No matter what the BLS (Bureau of Labor Statistics) says, there are tens of millions of people who are and who have been sitting on the sidelines, sometimes for years, who haven't been able to find work. They are the truly disenfranchised, the hopeless. Now, because of the programs and ideas Donald Trump has publicized, they can hope again. They, too, can look forward to getting back to work, to digging in and feeling that sense of well-being that comes from contributing to the greater good through the effort of their own labor.

It won't happen immediately, but you can already see the sense of relief, of looking-forward in the stock market.

Companies that engage in construction and infrastructure, the equipment manufacturers, the material suppliers, are seeing a bounce in their stock prices. There is anticipation that those will be needed - and those companies will again be offering employment opportunities.
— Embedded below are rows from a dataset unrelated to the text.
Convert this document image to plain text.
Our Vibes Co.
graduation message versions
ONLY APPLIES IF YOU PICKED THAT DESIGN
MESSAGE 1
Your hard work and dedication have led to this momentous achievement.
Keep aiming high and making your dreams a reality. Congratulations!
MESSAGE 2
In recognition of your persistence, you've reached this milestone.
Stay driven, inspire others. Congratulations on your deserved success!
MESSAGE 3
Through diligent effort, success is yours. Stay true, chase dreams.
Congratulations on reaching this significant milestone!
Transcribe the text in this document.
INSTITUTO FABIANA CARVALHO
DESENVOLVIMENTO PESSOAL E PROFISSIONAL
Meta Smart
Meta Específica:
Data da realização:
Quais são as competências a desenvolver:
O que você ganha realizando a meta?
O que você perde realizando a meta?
In a matter of months, I think a lot of the un-employed, the given-up, the under employed will begin to see the budding of a new economic boom.

The coal industry, the broader energy industry, the lifeblood of our country will start to resurge. Jobs will open - the high paying jobs that have been promised for years and years - will start to open up and that will benefit the workers, their families and their communities. People will have money in their pocket, not because of government largesse or theft from others in the form of taxes, but because of their own labor. For the honest, the willing, there is no greater sense of satisfaction than going to work, working hard and, when the day is done looking back and saying, "I did a lot today" or "I had a good day."

It has been a long time, too long, since America has had an opportunity like this. I am glad we finally do. I am glad the sun rose over America this morning and there is change in the air.

And, in the spirit of the day, the hope and the expectation, I'll leave it there.